What Is Bias & Variance Tradeoff?
Table Of Contents:
- What Is Bias & Variance?
- Problem With High Bias & High Variance.
- Way To Reduce High Bias & Variance.
- What Is Bias & Variance Tradeoff?
(1) What Is Bias & Variance ?
Bias:
- Bias in collecting sample data set refers to the tendency of inclining towards particular group or community based on the preference of data collector.
- High bias in the data set will not accurately represents the entire population.
- Hence your statistical analysis will be wrong about the population.
Variance:
- Variance in the sample dataset refers to, how far the data points are there from the mean value and from each other.
- You will not be able to find the trend or commonness in the dataset if you have high variance in the dataset.
- Your statistical analysis will not be able to find any pattern or trend in the dataset, hence you will not be able to predict anything.
(2) Problem With High Bias & Variance ?
High Bias Problem:
- High bias in the dataset will not represent the entire population, hence will fail to give any correct statement about the population.
- If you have bias in your Machine Learning model it will cause you underfitting the training dataset.
- Because a High Bias model pays very little attention to the training data and oversimplifies the model.
- It always leads to high error on training and test data.
- Low Bias: A low bias model will make fewer assumptions about the form of the target function.
- High Bias: A model with a high bias makes more assumptions, and the model becomes unable to capture the important features of our dataset. A high bias model also cannot perform well on new data.
Characteristics of a High Bias Model:
Underfitting: A model with High Bias tends to underfit the data as it oversimplifies the solution by failing to learn how to train the data efficiently. This results in a linear function.
Oversimplification: Due to the model being too simple, the biased model is unable to learn complex features of a training data, thus, making it inefficient when solving complex problems.
Low Training Accuracy: Due to the inability to correctly process training data, the biased model shows high-training loss resulting in low-training accuracy.
Examples:
- Low Bias Models: Decision Trees, k-Nearest Neighbours and Support Vector Machines.

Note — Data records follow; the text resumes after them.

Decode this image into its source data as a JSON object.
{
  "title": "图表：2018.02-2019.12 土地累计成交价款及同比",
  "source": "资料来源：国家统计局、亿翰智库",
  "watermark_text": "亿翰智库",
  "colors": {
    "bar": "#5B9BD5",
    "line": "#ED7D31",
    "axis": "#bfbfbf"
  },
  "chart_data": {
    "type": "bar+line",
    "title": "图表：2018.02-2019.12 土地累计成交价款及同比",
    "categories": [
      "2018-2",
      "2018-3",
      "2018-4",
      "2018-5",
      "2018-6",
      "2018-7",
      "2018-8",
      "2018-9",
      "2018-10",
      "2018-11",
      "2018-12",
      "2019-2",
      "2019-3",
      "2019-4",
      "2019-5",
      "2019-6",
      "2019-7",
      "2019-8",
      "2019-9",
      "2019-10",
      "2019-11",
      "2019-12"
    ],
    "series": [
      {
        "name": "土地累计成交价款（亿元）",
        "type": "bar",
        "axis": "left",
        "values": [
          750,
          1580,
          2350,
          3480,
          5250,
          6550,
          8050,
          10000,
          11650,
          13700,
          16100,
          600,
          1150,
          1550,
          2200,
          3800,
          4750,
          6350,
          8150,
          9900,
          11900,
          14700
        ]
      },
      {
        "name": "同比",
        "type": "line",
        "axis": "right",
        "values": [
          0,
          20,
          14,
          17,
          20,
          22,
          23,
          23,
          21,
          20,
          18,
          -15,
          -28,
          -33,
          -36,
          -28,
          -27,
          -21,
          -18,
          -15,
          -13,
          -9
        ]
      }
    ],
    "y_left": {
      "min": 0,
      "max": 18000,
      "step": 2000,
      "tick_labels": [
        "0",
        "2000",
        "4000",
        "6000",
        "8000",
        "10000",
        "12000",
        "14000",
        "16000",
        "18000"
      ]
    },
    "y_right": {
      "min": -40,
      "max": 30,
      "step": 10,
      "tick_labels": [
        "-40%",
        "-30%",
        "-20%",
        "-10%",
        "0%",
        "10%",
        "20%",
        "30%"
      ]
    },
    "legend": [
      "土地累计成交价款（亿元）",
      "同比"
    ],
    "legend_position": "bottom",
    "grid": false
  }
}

- High Bias Models: Linear Regression, Linear Discriminant Analysis and Logistic Regression.
High Variance Problem:
- High Variance in the dataset will effect your analysis by not able to find the trend or pattern in the dataset.
- High variance in sample data set means your data points are scattered all around the place.
- The model with high variance has a very complex fit to the training data and thus is not able to fit accurately on the data which it hasn’t seen before.
- As a result, such models perform very well on training data but have high error rates on test data.
- When a model is high on variance, it is then said to as Overfitting of Data.
- The variance is an error from sensitivity to small fluctuations in the training set.
- High variance may result from an algorithm modeling the random noise in the training data (overfitting).
- Low Variance: means there is a small variation in the prediction of the target function with changes in the training data set..
- High Variance: shows a large variation in the prediction of the target function with changes in the training dataset.
Characteristics of a High Variance Model:
Overfitting: A model with High Variance tends to overfit the data as it overcomplicates the solution and fails to generalize new test data. This results in a non-linear function.
Overcomplication: Due to the model being too complex, the model learns a much more complex curve and fails to work efficiently on simple problems.
Low Testing Accuracy: Although these models tend to work well on training data with high accuracy, they fail to efficiently work on test data where they will show a huge test data loss.
Examples:
- Low Bias Models: Linear Regression, Logistic Regression, and Linear discriminant analysis.
- High Bias Models: Decision tree, Support Vector Machine, and K-nearest neighbors.
- Nonlinear Machine Learning algorithms often have high variance due to their high flexibility.
(3) Way To Reduce High Bias & Variance ?
Way To Reduce High Bias:
- Increase the input features as the model is under-fitted.
- Decrease the regularization term.
- Use more complex models, such as including some polynomial features.
Way To Reduce High Variance:
- Reduce the input features or a number of parameters as a model is overfitted.
- Do not use a complex model.
- Increase the training data.
- Increase the Regularization term.
(4) What Is Bias & Variance Tradeoff ?
- As seen above, if the algorithm is too simple, it will have a high bias and a low variance.
- Similarly, if the algorithm is too complex, it will have a high variance and a low bias. Therefore, it is clear that:
- “Bias and variance are complements of each other”.
- The increase of one will result in the decrease of the other and vice versa.
- Hence, finding the right balance of values is known as the Bias-Variance Tradeoff.
(5) Conclusion
- The combination of low bias and low variance shows an ideal machine-learning model.
- However, it is not possible practically.
- Bias-Variance trade-off is about finding the sweet spot to make a balance between bias and variance errors.
- An ideal algorithm should neither underfit nor overfit the data.
- The end goal of all Machine Learning Algorithms is to produce a function that has both low-bias and low-variance.
- But, in the real world, achieving it is very difficult due to an unknown best target function.
- The goal is to find an iterative process through which we can keep improving our Machine Learning Algorithm so that its predictions will improve.